Der Senior hatte Teile der Beckenknochen und der Extremitäten, Rippen auf beiden Seiten sowie die Halswirbelsäule gebrochen. Für das Gericht war klar: Der LKW-Fahrer hatte fahrlässig gehandelt und seine Sorgfaltspflicht verletzt. Denn er hätte vorwärtsfahren müssen. Das Wenden wäre auch so möglich gewesen. Zudem hätte er langsamer fahren, eine Hilfsperson beiziehen und den Vortritt von Fussgängern besser beachten müssen.

Video zeigt ganzen Vorgang

Der LKW-Fahrer machte geltend, dass der Platz oft durch andere Zulieferer belegt sei. Zudem würden Hindernisse wie Storen und Stühle zu wenig Raum zum Wenden lassen. Es sei ihm bewusst gewesen, dass die Sichtverhältnisse an diesem Tag wegen des Regenwetters schlecht waren. Er habe deshalb einen oder mehrere Passanten um Hilfe bei seinem geplanten Manöver gebeten. Weil sich aber niemand dafür zur Verfügung gestellt habe, sei er auf eigene Faust losgefahren. «Alle Passanten hatten Stress, und es regnete. Zudem arbeiten wir im Transportwesen immer unter Zeitdruck», sagte der 32-Jährige.

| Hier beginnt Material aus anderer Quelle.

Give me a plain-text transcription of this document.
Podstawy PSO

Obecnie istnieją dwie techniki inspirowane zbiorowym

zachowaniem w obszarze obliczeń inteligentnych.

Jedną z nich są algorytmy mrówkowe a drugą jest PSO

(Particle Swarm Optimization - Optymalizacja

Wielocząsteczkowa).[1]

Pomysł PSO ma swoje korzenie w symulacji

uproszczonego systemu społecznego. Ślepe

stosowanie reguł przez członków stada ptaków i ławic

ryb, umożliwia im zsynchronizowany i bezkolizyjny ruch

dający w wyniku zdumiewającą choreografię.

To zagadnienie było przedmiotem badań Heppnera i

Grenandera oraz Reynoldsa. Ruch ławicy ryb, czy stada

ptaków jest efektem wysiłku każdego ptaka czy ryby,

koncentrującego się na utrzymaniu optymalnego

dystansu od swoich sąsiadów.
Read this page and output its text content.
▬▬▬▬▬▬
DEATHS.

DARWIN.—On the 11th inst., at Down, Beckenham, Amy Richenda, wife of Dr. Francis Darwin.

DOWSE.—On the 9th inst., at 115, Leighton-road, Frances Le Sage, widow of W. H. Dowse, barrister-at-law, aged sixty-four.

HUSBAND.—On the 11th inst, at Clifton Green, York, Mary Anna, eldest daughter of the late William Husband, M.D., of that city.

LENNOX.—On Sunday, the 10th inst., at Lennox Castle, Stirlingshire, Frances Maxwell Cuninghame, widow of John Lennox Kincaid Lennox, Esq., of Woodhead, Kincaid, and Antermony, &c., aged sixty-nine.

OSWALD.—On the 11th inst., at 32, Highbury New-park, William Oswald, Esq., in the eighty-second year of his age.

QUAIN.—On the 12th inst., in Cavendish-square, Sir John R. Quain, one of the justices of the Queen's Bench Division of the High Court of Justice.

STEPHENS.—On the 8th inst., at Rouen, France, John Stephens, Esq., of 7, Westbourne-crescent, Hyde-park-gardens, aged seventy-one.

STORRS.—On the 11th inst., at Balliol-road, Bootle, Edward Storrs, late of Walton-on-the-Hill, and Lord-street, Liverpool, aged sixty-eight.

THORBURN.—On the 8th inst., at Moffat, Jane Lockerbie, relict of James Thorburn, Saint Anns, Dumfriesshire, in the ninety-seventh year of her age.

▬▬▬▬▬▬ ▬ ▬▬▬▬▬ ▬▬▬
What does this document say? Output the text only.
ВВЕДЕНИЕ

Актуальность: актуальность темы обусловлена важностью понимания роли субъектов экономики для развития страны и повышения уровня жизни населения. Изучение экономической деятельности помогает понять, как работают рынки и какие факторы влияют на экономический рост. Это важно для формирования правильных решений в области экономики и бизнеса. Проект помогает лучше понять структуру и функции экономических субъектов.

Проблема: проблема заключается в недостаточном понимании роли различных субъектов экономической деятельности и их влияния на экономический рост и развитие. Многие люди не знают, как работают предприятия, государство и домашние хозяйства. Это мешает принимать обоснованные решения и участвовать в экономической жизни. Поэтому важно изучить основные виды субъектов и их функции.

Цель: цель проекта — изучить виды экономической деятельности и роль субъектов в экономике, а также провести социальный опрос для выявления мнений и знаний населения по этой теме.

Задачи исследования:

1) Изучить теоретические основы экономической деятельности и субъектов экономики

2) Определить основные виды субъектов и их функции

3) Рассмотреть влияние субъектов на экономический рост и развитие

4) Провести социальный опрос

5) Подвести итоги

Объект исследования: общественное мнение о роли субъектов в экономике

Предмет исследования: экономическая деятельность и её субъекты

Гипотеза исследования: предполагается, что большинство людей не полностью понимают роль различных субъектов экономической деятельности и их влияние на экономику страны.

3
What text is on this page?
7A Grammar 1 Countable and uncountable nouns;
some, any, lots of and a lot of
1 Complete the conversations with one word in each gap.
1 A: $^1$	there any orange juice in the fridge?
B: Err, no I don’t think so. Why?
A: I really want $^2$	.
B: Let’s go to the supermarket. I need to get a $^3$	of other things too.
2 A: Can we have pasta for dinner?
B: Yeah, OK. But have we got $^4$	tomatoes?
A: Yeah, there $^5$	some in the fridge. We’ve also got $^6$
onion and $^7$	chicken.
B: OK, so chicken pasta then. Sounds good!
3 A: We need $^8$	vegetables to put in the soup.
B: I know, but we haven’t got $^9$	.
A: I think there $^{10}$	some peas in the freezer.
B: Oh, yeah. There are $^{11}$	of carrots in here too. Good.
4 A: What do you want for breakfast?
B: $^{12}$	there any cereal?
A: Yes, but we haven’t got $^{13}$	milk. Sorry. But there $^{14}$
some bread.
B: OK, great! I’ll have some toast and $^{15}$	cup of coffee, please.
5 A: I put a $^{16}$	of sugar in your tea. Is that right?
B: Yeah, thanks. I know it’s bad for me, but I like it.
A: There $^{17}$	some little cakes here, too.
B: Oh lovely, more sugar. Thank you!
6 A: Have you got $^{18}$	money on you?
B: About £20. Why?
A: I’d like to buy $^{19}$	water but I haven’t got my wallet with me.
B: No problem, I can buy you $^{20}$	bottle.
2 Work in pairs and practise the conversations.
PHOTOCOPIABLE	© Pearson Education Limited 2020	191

Grundsätzlich gestand der Beschuldigte den in der Anklage geschilderten Sachverhalt jedoch ein. Schliesslich mangelte es der Staatsanwaltschaft auch nicht an Beweisen: Neben den Rapporten und Berichten der Polizei sowie der rechtsmedizinischen Untersuchungen verfügten die Ermittlungsbehörden auch über eine Auswertung seines Tachos und über Videomaterial, welches das ganze Unfallgeschehen zeigt.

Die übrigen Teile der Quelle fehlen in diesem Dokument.